Ming Xin, “Beni 100.000 yıldır takip ettiniz. Geçtiğimiz 100.000 yılda seni hiç hayal kırıklığına uğrattım mı?”
Hua Zhenghong, “Majesteleri, doğal olarak bu konuda size tamamen güveniyoruz” dedi.
Ming Xin elini sallamadan önce başını salladı. Adalet Terazisi kolundan fırladı ve herkesin önünde havada asılı kaldı.
Adalet Terazisi gıcırdıyor ve ileri geri sallanıyordu.
Hua Zhenghong terazinin bu kadar hareket ettiğini görünce şaşırdı. “Bu…”
“Dengesizlik başladığından beri terazi asla gerçek anlamda dengesini geri kazanamadı veya hareket etmeyi bırakmadı. Son zamanlarda dengesizlik azalıyormuş gibi görünüyordu ama aslında daha da kötüleşti.”
Bu koşullar altında, kişinin gelişimi ne kadar düşükse, dengedeki değişiklikleri algılamak da o kadar zor olurdu.
Hua Zhenghong kaşlarını çattı. “Ne demek istiyorsunuz Majesteleri?

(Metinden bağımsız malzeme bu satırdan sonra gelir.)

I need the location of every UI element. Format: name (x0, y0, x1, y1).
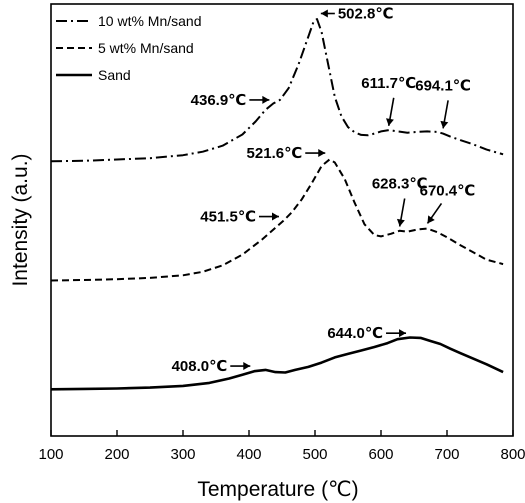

Büyük Boşluk gerçekten çökecek mi?”
Ming Xin sessiz kaldı.
Wen Ruqing ve Guan Jiu şaşkına döndü.
Aniden teraziler yüksek sesle gıcırdadı ve otuz derece dönerek belirli bir yönü işaret etti.
“Ha?”
“Bu yön…”
“Altın nilüfer alanı ve sarı nilüfer alanı yönünde olmalı. Sanırım başka bir uzman doğdu…”
“Altın nilüfer alanının sınırı başlangıçta sekiz yapraktı ve alanlar arasında neredeyse en alttaydı. Ancak son birkaç yüz yılda hızla gelişti.”
“Majesteleri, araştırma yapmak için altın nilüfer bölgesine gitmeye hazırım.”
Üçlü Ming Xin’e baktı.
Beklentilerinin aksine Ming Xin başını salladı ve “Önemli değil” dedi.
“???”
Ming Xin şöyle devam etti: “On salon komutanının Cenneti Bastıran Havaneli’ni aldığından ve Büyük Dao’yu mümkün olan en kısa sürede anladığından emin olun. Bu sizin önceliğiniz olacak. Görevlerinizi ihmal etmeyin.”